Шрифт:
Он не был профессиональным «ментом»: его, учителя истории, «партия послала на передний край».
О, терминология тех времен!..
Её уже, считай, нет, партии. Сам он давно на пенсии и занят другим делом. Но школа, школа… Какая? Чья?!
— Им сейчас в милиции трудно, как никогда, — взялся мне объяснять. — Пожалуй, ещё и не было таких ножниц между словом и делом. Если бы они все это — только на своей шкуре… А — на своей душе? Когда карманника он должен за пятак — за решетку, а кто из общей казны миллионы взял, тот пусть гуляет и дальше… Как им сегодня жить-то? Как поступать?
И взялся мне рассказывать о созданной им тогда впервые в России ипотечной системе покупки жилья в рассрочку: специально для тех, кто воевал в Чечне либо в других горячих точках. Чтобы не пропивали заработанное своим здоровьем и собственной кровью.
— А ты нас бросил, — сказал вдруг без всякого осуждения, как-то уж очень безразлично сказал.
Но лучше бы осудил.
Я стал что-то такое бормотать: мол, нет, нет, когда-то чуть ли не первый написал правду о новокузнецких омоновцах, которых за несколько сотен чеченских долларов смертельным огнем накрыли владивостокские морпехи…
— А у Добижи давно был? — спросил он. — Мы с ним как-то тебя вспоминали… Он после гибели ребят никак не отойдет.
Немногословный, улыбчивый Сергей Добижа, работавший когда-то воспитателем профтехучилища в нашем поселке Заводском, как раз и командовал тогда сводным отрядом из Кузбасса — чудом остался жив.
Во мне только начало виновато проклевываться чувство полузабытого товарищества, которое связывало когда-то со многими из новокузнецкой «ментовки», а он вдруг как о деле решенном сказал:
— Полковника Полуэктова ты не знаешь, но он-то тебя — давно. Начальник высшей школы милиции, с некоторых пор она у нас на правах юридического института. Хочет устроить конференцию по твоим книжкам… или как там? Одним словом, встречу… Как им в объявлении написать?
— А пусть так и пишут, — поддразнил его. — Одним словом, встреча.
— Все шутишь, а вот побываешь у них — увидишь, как он из своих ребят старается настоящих людей сделать.
— И ему это удается?.. По нашим-то временам?
— А вот потому он и зовет тебя, Полуэктов…

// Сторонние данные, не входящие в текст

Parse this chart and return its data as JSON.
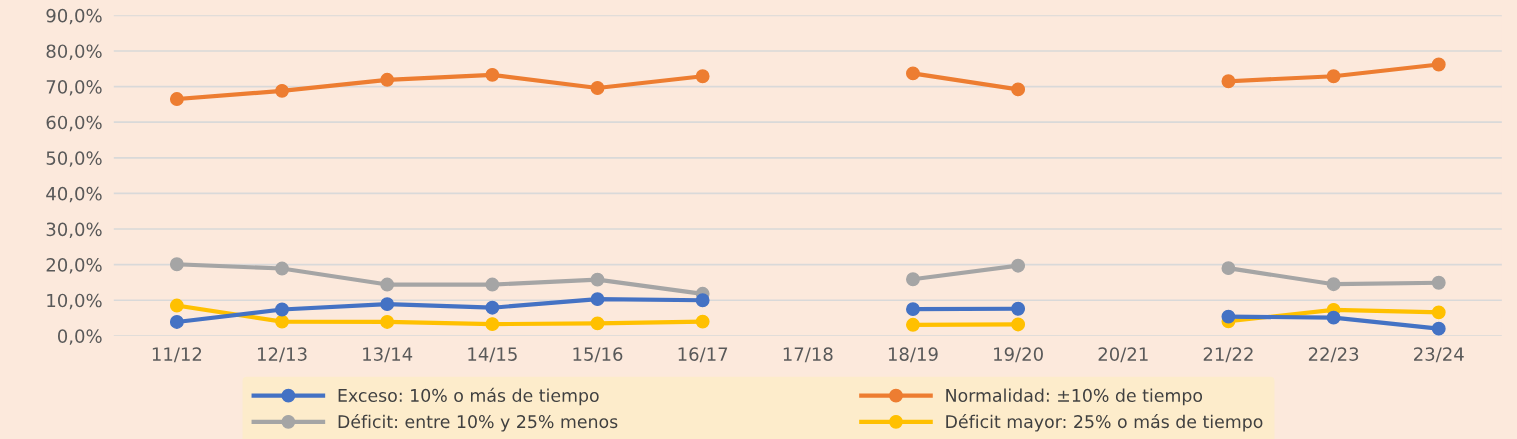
{
  "chart_data": {
    "type": "line",
    "categories": [
      "11/12",
      "12/13",
      "13/14",
      "14/15",
      "15/16",
      "16/17",
      "17/18",
      "18/19",
      "19/20",
      "20/21",
      "21/22",
      "22/23",
      "23/24"
    ],
    "series": [
      {
        "name": "Exceso: 10% o más de tiempo",
        "color": "#4472c4",
        "values": [
          3.9,
          7.4,
          8.9,
          7.9,
          10.3,
          10.0,
          null,
          7.5,
          7.6,
          null,
          5.4,
          5.1,
          2.0
        ]
      },
      {
        "name": "Normalidad: ±10% de tiempo",
        "color": "#ed7d31",
        "values": [
          66.5,
          68.8,
          71.9,
          73.3,
          69.6,
          72.9,
          null,
          73.7,
          69.2,
          null,
          71.5,
          72.9,
          76.2
        ]
      },
      {
        "name": "Déficit: entre 10% y 25% menos",
        "color": "#a5a5a5",
        "values": [
          20.1,
          18.9,
          14.4,
          14.4,
          15.8,
          11.8,
          null,
          15.9,
          19.7,
          null,
          19.0,
          14.5,
          14.9
        ]
      },
      {
        "name": "Déficit mayor: 25% o más de tiempo",
        "color": "#ffc000",
        "values": [
          8.5,
          4.0,
          3.9,
          3.3,
          3.5,
          4.0,
          null,
          3.1,
          3.2,
          null,
          4.1,
          7.3,
          6.6
        ]
      }
    ],
    "ylim": [
      0,
      90
    ],
    "yticks": [
      {
        "value": 0,
        "label": "0,0%"
      },
      {
        "value": 10,
        "label": "10,0%"
      },
      {
        "value": 20,
        "label": "20,0%"
      },
      {
        "value": 30,
        "label": "30,0%"
      },
      {
        "value": 40,
        "label": "40,0%"
      },
      {
        "value": 50,
        "label": "50,0%"
      },
      {
        "value": 60,
        "label": "60,0%"
      },
      {
        "value": 70,
        "label": "70,0%"
      },
      {
        "value": 80,
        "label": "80,0%"
      },
      {
        "value": 90,
        "label": "90,0%"
      }
    ],
    "grid": "y",
    "legend": "bottom",
    "marker": "circle",
    "line_style": "solid"
  }
}
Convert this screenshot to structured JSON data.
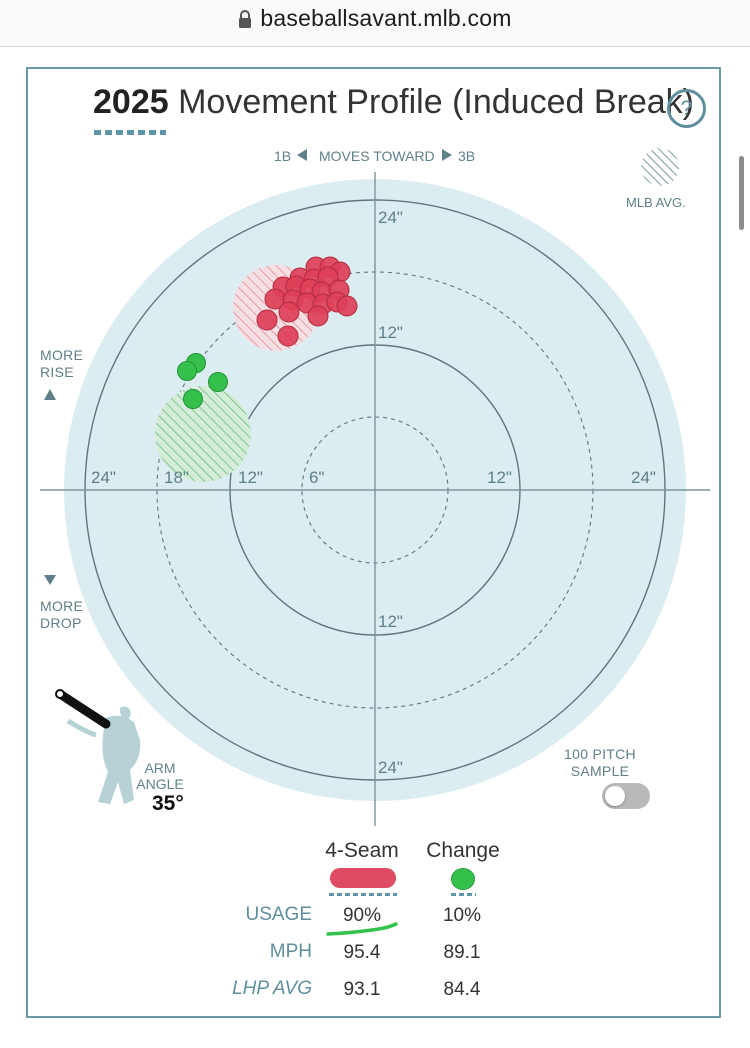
{
  "browser": {
    "url": "baseballsavant.mlb.com"
  },
  "header": {
    "year": "2025",
    "title": "Movement Profile (Induced Break)",
    "help": "?"
  },
  "direction": {
    "left": "1B",
    "middle": "MOVES TOWARD",
    "right": "3B"
  },
  "legend": {
    "mlb_avg": "MLB AVG."
  },
  "sides": {
    "rise": [
      "MORE",
      "RISE"
    ],
    "drop": [
      "MORE",
      "DROP"
    ]
  },
  "ring_labels": {
    "top24": "24\"",
    "top12": "12\"",
    "bottom12": "12\"",
    "bottom24": "24\"",
    "left24": "24\"",
    "left18": "18\"",
    "left12": "12\"",
    "left6": "6\"",
    "right12": "12\"",
    "right24": "24\""
  },
  "arm_angle": {
    "label": [
      "ARM",
      "ANGLE"
    ],
    "value": "35°"
  },
  "sample": {
    "label": [
      "100 PITCH",
      "SAMPLE"
    ],
    "enabled": false
  },
  "pitch_types": [
    {
      "name": "4-Seam",
      "color": "#dd4c62",
      "usage": "90%",
      "mph": "95.4",
      "lhp_avg": "93.1"
    },
    {
      "name": "Change",
      "color": "#35c04c",
      "usage": "10%",
      "mph": "89.1",
      "lhp_avg": "84.4"
    }
  ],
  "table_rows": {
    "usage": "USAGE",
    "mph": "MPH",
    "lhp_avg": "LHP AVG"
  },
  "colors": {
    "accent": "#5f8f9c",
    "plot_bg": "#dcedf1",
    "fourseam": "#dd4c62",
    "change": "#35c04c"
  }
}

У самого у него тихая, почти ласковая фамилия — Саушкин, такие мне всегда нравились, в книжках наделял ими людей добрых и безответных, страдальцев беспомощных, но откуда в нем эта непреклонность, эта собранность… мало знал его? Это само собой. Но чутье, куда его денешь, не то чтобы подсказывало — говорило прямым текстом: этотСаушкин — из тех, кто в минуты всеобщей растерянности становится только хладнокровней, только уверенней в себе…
Ради других.
Это было заметно в нем, вот в чем дело!
Почти сразу с ним стали на «ты», но будто по молчаливому уговору имя-отчество уважительно сохранили друг дружке полностью.
Как-то на полушутке спросил его: скажи-ка, Александр Павлович!.. Это, мол, что: темная наша якобы не только от заводской копоти Кузня выковала в тебе этот стерженек? Откуда он — в тихом-то преподавателе истории?

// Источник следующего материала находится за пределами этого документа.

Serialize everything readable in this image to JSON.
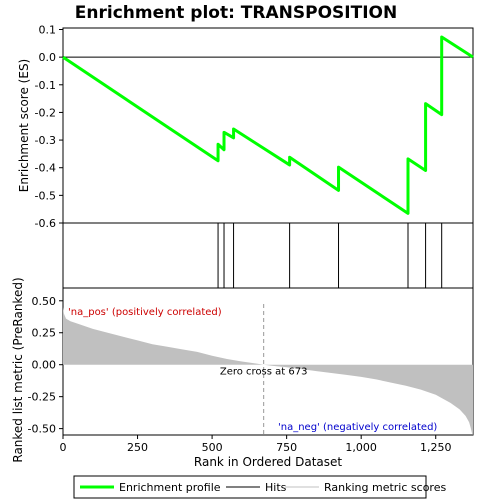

— А ты считаешь, история ничему не учит? — печально спросил он. — Особенно наша — русская?
Потом состоялась, наконец, эта «одним словом, встреча», давно у меня таких не было, а, может, не было до этого никогда, и даже много, много слов, боюсь, не смогут выразить, что я во время неё почувствовал и от чего до сих пор не могу избавиться. Это ведь возникшая тогда в зале атмосфера пылкой искренности, взаимного понимания печальных истин и ваша жажда чистоты, мальчики, заставляют меня и сейчас говорить мало кому теперь нужную и, по нашим временам не только небезопасную — гибельную правду…

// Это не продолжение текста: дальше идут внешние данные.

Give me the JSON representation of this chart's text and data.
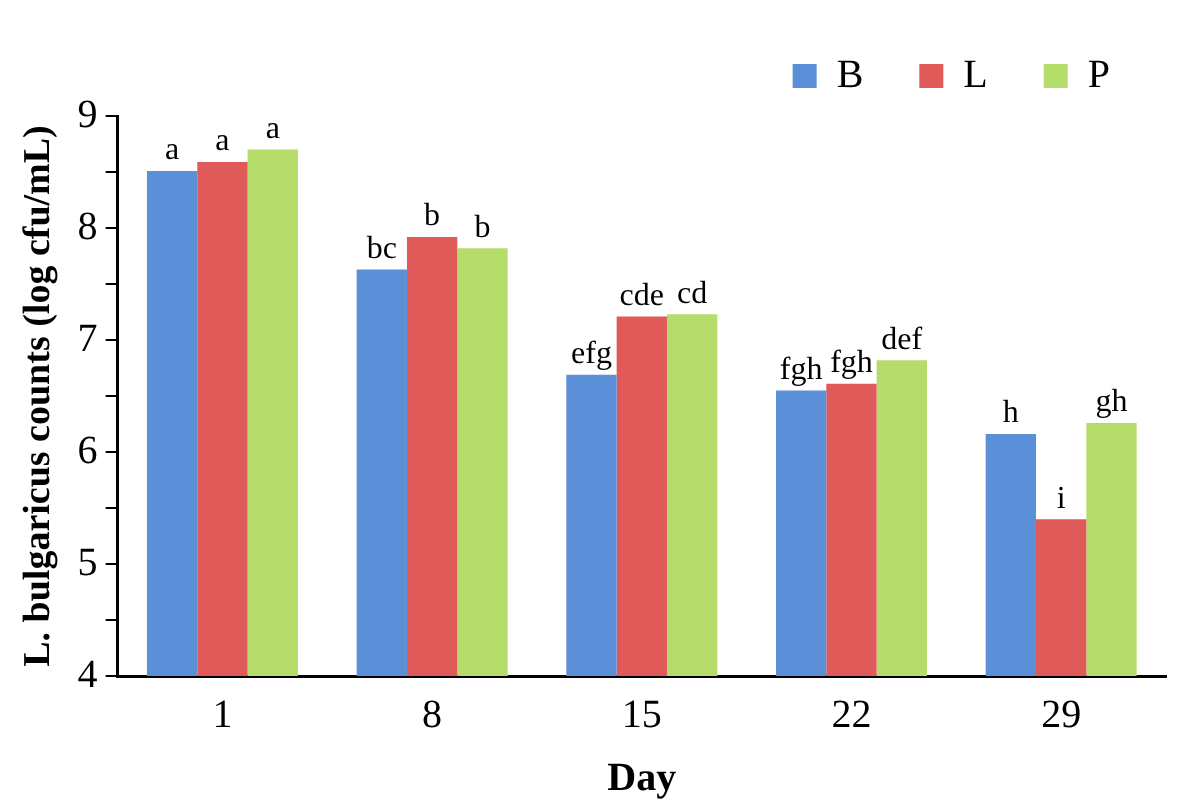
{
  "chart_data": {
    "type": "bar",
    "xlabel": "Day",
    "ylabel": "L. bulgaricus counts (log cfu/mL)",
    "categories": [
      "1",
      "8",
      "15",
      "22",
      "29"
    ],
    "series": [
      {
        "name": "B",
        "color": "#5b8fd8",
        "values": [
          8.51,
          7.63,
          6.69,
          6.55,
          6.16
        ],
        "value_labels": [
          "a",
          "bc",
          "efg",
          "fgh",
          "h"
        ]
      },
      {
        "name": "L",
        "color": "#e05a5a",
        "values": [
          8.59,
          7.92,
          7.21,
          6.61,
          5.4
        ],
        "value_labels": [
          "a",
          "b",
          "cde",
          "fgh",
          "i"
        ]
      },
      {
        "name": "P",
        "color": "#b5dc6a",
        "values": [
          8.7,
          7.82,
          7.23,
          6.82,
          6.26
        ],
        "value_labels": [
          "a",
          "b",
          "cd",
          "def",
          "gh"
        ]
      }
    ],
    "ylim": [
      4,
      9
    ],
    "yticks": [
      4,
      {
        "value": 4.5,
        "label": null
      },
      5,
      {
        "value": 5.5,
        "label": null
      },
      6,
      {
        "value": 6.5,
        "label": null
      },
      7,
      {
        "value": 7.5,
        "label": null
      },
      8,
      {
        "value": 8.5,
        "label": null
      },
      9
    ],
    "grid": false,
    "legend": "top"
  }
}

Перед теми, кто на такие встречи приходил, никогда не таился; на неподдельный интерес всегда отвечал полной самоотдачей; о том, что пишу, обо всех, кого знаю, в чем убедился и что исповедую, отвечал со всею возможной откровенностью… Но так, видать, настодоела всем государственная фальшь и всеобщее наше придуривание, что естественные для здоровой души свойства сделались чуть ли не дефицитными — на доброе, на чистосердечное слово будущие суровые «стражи порядка» потянулись доверчиво, как молодые подсолнушки к проглянувшему сквозь хмарь лучику… да милые вы мои!